Cette étude aurait pu avoir un impact pratique pertinent mais n’a pas permis de répondre à la question. Cependant, cette première étape de faisabilité nous a permis de définir les pistes de développement, les points clés d’amélioration et préparer une nouvelle étude multicentrique avec un volet médico-économique soutenu par un financement national, indispensable pour pouvoir avoir un suivi efficace des patients.

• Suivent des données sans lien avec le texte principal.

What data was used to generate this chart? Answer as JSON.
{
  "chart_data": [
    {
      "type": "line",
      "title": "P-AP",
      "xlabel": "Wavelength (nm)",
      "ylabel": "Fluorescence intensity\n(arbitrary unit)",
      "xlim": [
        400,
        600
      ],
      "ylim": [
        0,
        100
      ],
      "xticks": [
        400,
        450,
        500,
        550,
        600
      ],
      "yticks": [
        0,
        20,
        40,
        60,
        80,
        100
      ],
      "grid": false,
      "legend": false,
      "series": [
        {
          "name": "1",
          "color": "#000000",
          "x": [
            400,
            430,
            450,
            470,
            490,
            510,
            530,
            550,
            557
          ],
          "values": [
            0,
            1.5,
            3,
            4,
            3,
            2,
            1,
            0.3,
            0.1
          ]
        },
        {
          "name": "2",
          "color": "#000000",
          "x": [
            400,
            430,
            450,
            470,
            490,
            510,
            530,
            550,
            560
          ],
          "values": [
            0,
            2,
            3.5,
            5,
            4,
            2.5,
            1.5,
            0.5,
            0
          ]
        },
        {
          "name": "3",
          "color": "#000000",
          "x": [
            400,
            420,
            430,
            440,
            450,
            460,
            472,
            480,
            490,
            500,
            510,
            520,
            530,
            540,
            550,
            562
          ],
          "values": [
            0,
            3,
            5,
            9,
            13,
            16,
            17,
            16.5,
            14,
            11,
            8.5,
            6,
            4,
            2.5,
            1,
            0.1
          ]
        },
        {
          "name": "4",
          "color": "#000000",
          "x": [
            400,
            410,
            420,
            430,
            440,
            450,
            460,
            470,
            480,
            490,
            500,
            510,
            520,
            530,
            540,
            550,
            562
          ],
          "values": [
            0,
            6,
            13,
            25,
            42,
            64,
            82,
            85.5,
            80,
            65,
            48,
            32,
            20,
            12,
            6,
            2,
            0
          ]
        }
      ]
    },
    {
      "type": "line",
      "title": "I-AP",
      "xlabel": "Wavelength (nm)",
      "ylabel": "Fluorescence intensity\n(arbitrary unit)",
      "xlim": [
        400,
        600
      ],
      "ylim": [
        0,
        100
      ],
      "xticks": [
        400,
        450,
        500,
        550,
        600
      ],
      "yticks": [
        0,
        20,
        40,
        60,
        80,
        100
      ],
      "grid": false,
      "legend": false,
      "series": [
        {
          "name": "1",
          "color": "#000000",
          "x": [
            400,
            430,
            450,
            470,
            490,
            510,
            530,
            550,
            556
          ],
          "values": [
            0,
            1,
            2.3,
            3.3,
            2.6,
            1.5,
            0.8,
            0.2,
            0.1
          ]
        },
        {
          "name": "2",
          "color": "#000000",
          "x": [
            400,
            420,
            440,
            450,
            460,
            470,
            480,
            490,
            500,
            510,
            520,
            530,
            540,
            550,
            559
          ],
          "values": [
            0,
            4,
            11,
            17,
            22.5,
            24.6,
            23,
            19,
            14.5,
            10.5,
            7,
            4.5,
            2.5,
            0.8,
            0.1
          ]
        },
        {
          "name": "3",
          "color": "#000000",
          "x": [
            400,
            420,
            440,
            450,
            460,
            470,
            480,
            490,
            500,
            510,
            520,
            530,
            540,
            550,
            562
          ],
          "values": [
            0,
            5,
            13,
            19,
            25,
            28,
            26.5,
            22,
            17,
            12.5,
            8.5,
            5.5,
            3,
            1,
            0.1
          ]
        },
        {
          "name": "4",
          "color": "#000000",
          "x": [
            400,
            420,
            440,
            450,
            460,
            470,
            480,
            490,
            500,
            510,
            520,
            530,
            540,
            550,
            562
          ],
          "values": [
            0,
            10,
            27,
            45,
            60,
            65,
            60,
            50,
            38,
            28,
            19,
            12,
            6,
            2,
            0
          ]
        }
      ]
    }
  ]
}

Il nous paraît ainsi important de mieux prendre en compte le taux de retraitement dans les résultats en faisant du quotient d’efficacité le critère de jugement principal de l’étude CALIX 2.


Conclusion

Les résultats de cette étude de faisabilité ne permettent pas de conclure à une supériorité d’une technique par rapport à l’autre de manière significative, compte tenu du faible nombre de patients inclus. Une étude multicentrique permettant un recrutement de patients plus important est nécessaire prenant en compte l’aspect économique de ces techniques. Du point de vue du suivi au long cours, on peut regretter que dans le groupe LEC aucun patient n’ait récupéré de fragment permettant une analyse du calcul et donc ne puisse faire l’objet de conseils orientés pour prévenir la récidive.


Déclaration d’intérêts

Les auteurs déclarent ne pas avoir de conflits d’intérêts en relation avec cet article.

Remerciement

Je remercie l’Association française d’urologie qui a soutenu cette recherche par une bourse de recherche. Il n’y a pas d’autre conflit d’intérêt.